About the development, Philipp Good, CTO of Synhelion, said, "By successfully producing solar syngas, we have made the dream of turning sunlight into fuel ready for industrial use. The last major technical milestone in scaling our technology has been achieved. Now the way is paved for the industrial production of carbon-neutral jet fuels, which we plan to start next year in Jülich."
Synhelion is a global pioneer in the field of carbon-neutral solar fuels. The clean energy company evolved from the Swiss Federal Institute of Technology (ETH Zurich) in 2016 to decarbonize aviation. Industrial solar fuel production will start in Germany in 2023. The first commercial production facility is planned for commissioning in Spain by 2025.
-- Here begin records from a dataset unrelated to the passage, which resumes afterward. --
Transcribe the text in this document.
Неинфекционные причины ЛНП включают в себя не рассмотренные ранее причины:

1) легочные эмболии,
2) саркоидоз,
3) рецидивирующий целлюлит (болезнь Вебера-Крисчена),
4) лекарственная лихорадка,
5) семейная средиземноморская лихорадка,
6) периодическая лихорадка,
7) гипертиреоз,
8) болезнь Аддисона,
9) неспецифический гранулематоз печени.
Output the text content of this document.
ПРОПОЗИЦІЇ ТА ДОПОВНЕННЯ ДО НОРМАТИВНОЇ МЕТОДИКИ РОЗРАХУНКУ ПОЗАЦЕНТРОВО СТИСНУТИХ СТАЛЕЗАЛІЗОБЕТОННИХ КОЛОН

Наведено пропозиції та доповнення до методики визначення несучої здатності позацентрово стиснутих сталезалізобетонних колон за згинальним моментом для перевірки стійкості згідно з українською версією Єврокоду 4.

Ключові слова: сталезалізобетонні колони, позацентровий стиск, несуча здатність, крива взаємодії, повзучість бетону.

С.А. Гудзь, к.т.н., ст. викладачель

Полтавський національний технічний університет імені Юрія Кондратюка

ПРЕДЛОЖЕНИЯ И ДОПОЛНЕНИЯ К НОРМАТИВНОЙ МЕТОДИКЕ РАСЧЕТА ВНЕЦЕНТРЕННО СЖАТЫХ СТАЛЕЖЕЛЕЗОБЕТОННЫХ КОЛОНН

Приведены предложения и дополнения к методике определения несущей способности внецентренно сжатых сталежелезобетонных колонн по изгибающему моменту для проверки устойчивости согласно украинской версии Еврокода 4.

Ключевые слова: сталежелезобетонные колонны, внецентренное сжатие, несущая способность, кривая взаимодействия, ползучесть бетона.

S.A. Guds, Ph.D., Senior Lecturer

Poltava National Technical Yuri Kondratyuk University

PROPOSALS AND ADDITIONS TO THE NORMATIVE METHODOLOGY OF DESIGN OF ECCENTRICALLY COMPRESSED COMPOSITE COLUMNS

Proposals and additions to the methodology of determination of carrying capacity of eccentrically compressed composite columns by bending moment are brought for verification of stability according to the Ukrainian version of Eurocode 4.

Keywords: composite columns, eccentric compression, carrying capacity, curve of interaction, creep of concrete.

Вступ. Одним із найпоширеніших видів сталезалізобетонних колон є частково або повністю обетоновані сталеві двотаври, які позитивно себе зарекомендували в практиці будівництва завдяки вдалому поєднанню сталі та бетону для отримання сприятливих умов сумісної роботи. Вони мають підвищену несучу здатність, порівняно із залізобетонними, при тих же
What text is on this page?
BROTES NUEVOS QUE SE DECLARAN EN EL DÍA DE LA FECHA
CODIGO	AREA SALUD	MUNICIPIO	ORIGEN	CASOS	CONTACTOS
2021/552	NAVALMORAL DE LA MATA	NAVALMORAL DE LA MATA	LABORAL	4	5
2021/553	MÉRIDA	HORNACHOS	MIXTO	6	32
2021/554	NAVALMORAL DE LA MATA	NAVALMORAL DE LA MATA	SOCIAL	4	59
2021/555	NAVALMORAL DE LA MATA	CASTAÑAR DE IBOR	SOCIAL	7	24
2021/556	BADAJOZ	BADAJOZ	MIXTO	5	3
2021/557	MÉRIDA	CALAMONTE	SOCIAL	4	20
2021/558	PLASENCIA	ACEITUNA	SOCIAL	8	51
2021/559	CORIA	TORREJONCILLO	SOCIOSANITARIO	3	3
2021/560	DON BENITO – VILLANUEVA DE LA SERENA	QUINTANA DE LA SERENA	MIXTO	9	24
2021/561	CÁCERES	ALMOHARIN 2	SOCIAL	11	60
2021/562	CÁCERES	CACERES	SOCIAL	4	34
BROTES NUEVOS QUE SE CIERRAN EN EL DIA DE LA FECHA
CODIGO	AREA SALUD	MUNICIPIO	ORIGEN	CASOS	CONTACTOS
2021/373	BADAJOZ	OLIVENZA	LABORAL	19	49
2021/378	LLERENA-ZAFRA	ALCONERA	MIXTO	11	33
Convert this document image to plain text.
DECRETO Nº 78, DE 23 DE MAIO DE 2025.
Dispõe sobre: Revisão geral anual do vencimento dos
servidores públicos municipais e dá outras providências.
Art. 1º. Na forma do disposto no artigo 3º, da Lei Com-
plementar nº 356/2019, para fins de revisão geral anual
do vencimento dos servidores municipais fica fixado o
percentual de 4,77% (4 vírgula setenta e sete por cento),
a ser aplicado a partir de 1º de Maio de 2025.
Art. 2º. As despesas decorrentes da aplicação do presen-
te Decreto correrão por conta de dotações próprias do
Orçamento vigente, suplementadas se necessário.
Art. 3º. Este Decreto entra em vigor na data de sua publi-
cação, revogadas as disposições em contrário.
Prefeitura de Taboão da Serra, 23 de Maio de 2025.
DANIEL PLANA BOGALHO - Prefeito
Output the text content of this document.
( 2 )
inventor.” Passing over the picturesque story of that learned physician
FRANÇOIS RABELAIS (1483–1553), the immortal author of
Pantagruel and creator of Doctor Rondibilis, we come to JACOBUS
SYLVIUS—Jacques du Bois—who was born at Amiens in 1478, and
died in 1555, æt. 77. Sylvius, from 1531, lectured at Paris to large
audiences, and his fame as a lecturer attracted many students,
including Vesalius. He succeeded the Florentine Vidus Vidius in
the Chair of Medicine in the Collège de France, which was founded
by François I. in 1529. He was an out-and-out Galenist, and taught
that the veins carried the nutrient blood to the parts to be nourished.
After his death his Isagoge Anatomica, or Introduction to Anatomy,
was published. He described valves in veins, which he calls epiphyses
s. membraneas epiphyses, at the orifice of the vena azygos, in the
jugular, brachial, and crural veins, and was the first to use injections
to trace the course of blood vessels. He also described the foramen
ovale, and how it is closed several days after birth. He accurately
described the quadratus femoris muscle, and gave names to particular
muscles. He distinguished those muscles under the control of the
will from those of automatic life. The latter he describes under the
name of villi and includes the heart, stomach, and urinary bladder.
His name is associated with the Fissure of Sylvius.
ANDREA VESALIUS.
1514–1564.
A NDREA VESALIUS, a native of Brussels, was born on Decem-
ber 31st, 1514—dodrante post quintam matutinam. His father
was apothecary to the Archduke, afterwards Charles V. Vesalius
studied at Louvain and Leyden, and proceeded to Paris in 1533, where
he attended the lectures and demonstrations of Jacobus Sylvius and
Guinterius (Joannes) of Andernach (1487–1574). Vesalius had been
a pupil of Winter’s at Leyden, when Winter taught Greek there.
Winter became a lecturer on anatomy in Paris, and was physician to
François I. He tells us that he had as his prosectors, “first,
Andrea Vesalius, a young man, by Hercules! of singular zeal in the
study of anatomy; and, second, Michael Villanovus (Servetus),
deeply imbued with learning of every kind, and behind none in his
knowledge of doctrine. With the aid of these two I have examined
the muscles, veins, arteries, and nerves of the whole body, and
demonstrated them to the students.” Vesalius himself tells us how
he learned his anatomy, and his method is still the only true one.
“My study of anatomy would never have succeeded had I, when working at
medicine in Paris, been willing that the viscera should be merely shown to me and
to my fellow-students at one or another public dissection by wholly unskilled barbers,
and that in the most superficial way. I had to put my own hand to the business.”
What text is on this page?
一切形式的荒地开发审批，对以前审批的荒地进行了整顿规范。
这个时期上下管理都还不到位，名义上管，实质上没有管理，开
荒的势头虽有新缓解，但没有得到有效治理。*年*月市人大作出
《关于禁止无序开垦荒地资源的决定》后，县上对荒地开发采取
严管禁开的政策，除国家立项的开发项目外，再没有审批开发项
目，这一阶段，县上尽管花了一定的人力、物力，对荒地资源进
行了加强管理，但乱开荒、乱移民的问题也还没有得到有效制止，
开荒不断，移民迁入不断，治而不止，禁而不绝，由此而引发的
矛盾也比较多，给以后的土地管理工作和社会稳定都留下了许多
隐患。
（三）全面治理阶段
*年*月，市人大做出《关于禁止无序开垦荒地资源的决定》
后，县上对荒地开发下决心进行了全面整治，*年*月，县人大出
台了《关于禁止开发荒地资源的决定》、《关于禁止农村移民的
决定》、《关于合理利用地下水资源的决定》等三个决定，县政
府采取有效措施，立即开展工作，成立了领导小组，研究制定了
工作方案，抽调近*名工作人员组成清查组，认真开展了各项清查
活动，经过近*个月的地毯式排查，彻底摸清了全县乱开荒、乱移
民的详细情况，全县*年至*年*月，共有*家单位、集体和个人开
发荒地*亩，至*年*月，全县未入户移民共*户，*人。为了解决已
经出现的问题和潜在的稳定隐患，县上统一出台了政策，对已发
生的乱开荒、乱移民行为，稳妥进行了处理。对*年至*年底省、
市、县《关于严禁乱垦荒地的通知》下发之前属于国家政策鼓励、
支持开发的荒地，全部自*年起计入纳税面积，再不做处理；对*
This makes it possible to drive industrial processes such as fuel production and cement manufacturing with solar heat for the first time. The company provides the world with cutting-edge technology to solve the climate crisis and works with international partners such as Eni, CEMEX, Lufthansa Group, SMS group, Wood, and Zurich Airport.
SWISS will be the world's first airline to use Synhelion's solar fuel in 2023. SWISS and the Lufthansa Group have concluded a strategic collaboration with the Synhelion company to bring its solar aviation fuel to market with SWISS as the first airline in the world to use 'sun-to-liquid' fuel. The process devised by Synhelion uses concentrated sunlight to produce carbon-neutral kerosene. With this collaboration, SWISS and Synhelion are playing a pioneering role in the production and adoption of sustainable aviation fuels.